“We share our mutual woes;
Our mutual burdens bear;
And often for each other flows
The sympathizing tear.”
~ John Fawcett (18th C.), Blest be the Tie that Binds.
While I’d been amidst a fairly usual chaotic swirl blending together employment commitments, teaching projects, studying, writing, and travel planning- all of these things came to a sudden halt. The waves of pandemic from afar have found their ways to places like Maine; it’s everywhere, and everything has had to change. Because this crisis is completely global- leaving politics aside- each one of us has a unique perspective. Obviously, the larger numbers and compounded tragedies are in densely-populated places, yet the symptoms are the same in every place. The coronavirus manifested in Maine from scattered cases to increased numbers in the more populated southern counties. Watching what was happening in the Boston area, 120 miles south of Portland, we could all see how serious this is, with the closures and lockdowns taking effect almost pre-emptively. Only 2½ weeks ago, people were out and about, doing business, though wary of what might lie ahead. By the 16th of March, the shuttering of most businesses and places of community began taking effect in this region.
Above: Boston: The day after I took this photo, business closures began.
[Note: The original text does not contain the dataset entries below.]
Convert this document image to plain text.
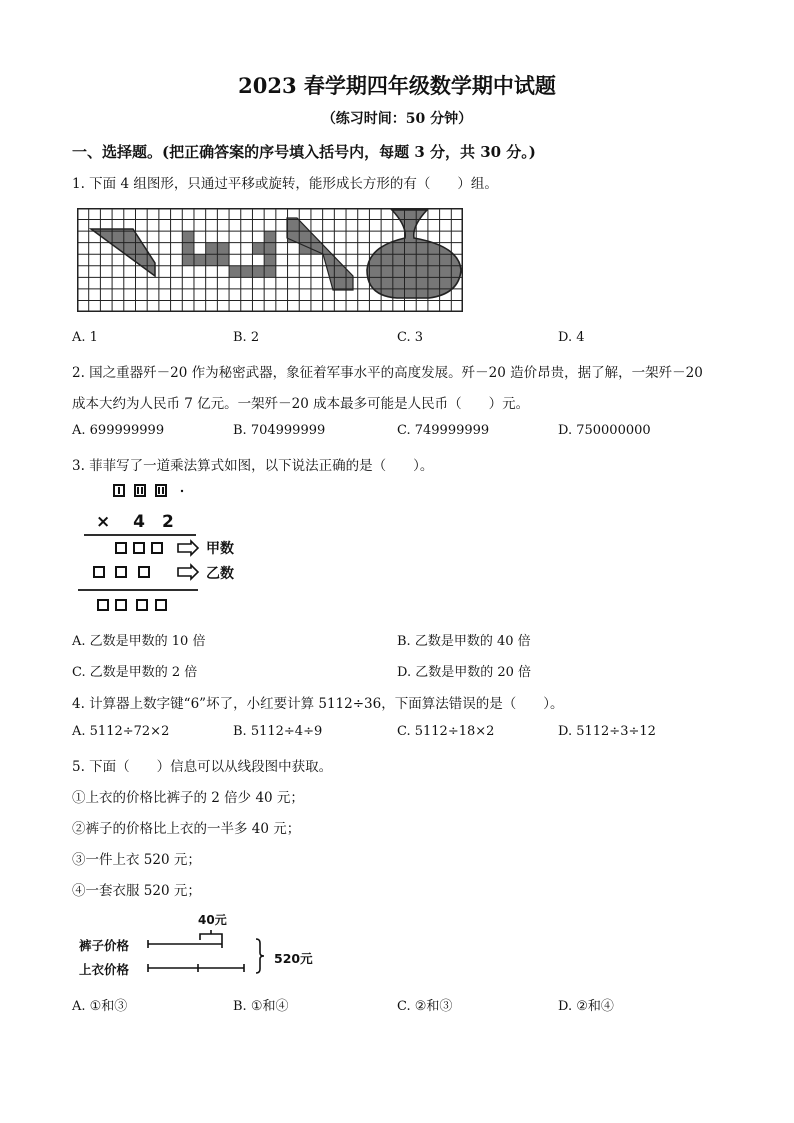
2023 春学期四年级数学期中试题
（练习时间：50 分钟）
一、选择题。(把正确答案的序号填入括号内，每题 3 分，共 30 分。)
1. 下面 4 组图形，只通过平移或旋转，能形成长方形的有（　　）组。
A. 1	B. 2	C. 3	D. 4
2. 国之重器歼－20 作为秘密武器，象征着军事水平的高度发展。歼－20 造价昂贵，据了解，一架歼－20
成本大约为人民币 7 亿元。一架歼－20 成本最多可能是人民币（　　）元。
A. 699999999	B. 704999999	C. 749999999	D. 750000000
3. 菲菲写了一道乘法算式如图，以下说法正确的是（　　）。
× 　4　2
甲数
乙数
A. 乙数是甲数的 10 倍	B. 乙数是甲数的 40 倍
C. 乙数是甲数的 2 倍	D. 乙数是甲数的 20 倍
4. 计算器上数字键“6”坏了，小红要计算 5112÷36，下面算法错误的是（　　）。
A. 5112÷72×2	B. 5112÷4÷9	C. 5112÷18×2	D. 5112÷3÷12
5. 下面（　　）信息可以从线段图中获取。
①上衣的价格比裤子的 2 倍少 40 元；
②裤子的价格比上衣的一半多 40 元；
③一件上衣 520 元；
④一套衣服 520 元；
40元
裤子价格
上衣价格
520元
A. ①和③	B. ①和④	C. ②和③	D. ②和④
These words are being written during the citywide shelter-in-place order. Downtown Portland has been eerily desolate and silent for nearly 2 weeks. The absence of air traffic is reminiscent of the days after September 11, 2001. The completely silent streets remind me of the hush of a snow blizzard, but without the windrattled windows and the muffled grind of snowplows. It’s also warm outside. Our parlance now comprises expressions such as social distancing, self-isolation, quarantining, and bunkering. The airport word, curbside, now refers to food services. Churches use the term ungathered worship. Many of us have become proficient with teleconferencing. Employment has become frighteningly tenuous, and my workdays have been by remote access for 2 weeks. As with 9/11, it is a time to take stock of what remains intact and find what is good- basic as it may be. But this is unlike 9/11, as the end of this protracted crucible is not in sight.
Along with all the new terminology and habits generated by these times, there are our own words. Many of you may be hearing words like strange, weird, bizarre, surreal, and unprecedented as much as I am hearing them. And maybe you’re not audibly hearing the words, but reading them instead through social media which has notably intensified. Each one of us has a story. As an instructor of writing and philosophy, as well as a full-time archivist, I’ve been encouraging those I know and mentor to write their perspectives. I’m doing this, too, while trying to figure out my compromised daily routines. Our personal narratives are serving us now as stabilizing forces, and ways to make sense of the present. These journal entries are also pointed toward the future: it’s where we can dream ahead and create a documentary record for later reference. And certainly, in our writing we can remember. I’ve written about life before 3 weeks ago, missing my favorite people, libraries, cafés, diners, events, and the many other places of social gathering.
Before I could assemble coherent thoughts in my journal, and while figuring out how to continue my job from my dining table, I thought of my friends and letter-writing. To my friends on a social media outlet, a simple offer of writing them real paper postal letters generated dozens of responses. I’ve answered each request with a personal letter. Receiving a letter at one’s door, manually and personally written, is a kind of permissible visit in these alienating times. Before all the “nonessential” stores closed, I bought a stack of post cards and stickers to add to the letters. While trying to find an efficient work routine, each day begins with my 5 minute walk to the neighborhood post office to drop off the letters written the night before. The postmaster has become a good friend, and our morning chats, from at least 6 feet away, have provided comic relief for the both of us. He doesn’t see many people, either. The letters have gone to a variety of states and countries, and in 2 weeks I’ve written more than 40 personal letters. With journal writing, I’m encouraging my friends to reach out with writing as well. “Letters mingle souls,” John Donne famously said, “for thus friends absent speak.”
Postcard cheers from Maine,
complete with lighthouses, pines, and a big potato.
...and the ubiquitous Maine lobster:
Along with acclimating to this desolate new reality, with its lexicon of expressions unknown a month ago, intense emotions are also absorbed. Those of us healthy enough to function through this must live against stresses such as anxiety, fear, uncertainty about the future, and what amounts to heavy sadness. It is of paramount importance to keep in mind the nurturing ties that bind us with our loved ones. And then there are the casualties of this terrible plague, their families and friends. To stay the course, we are finding the distractions that keep us going- perhaps a 60-foot distance away from network news. My friends tell me about the movies and serials they are watching. Musicians are offering online shows. One of my longtime healthy diversions continues to be the study of philosophy. I learn and am transported. This is a test of faith that calls upon all spiritual reserves. As horizons narrow, I push back by expanding mind and soul. Several friends have asked me to keep writing essays. That is something I’ve always loved doing, though in these times it takes an extra push to carry on.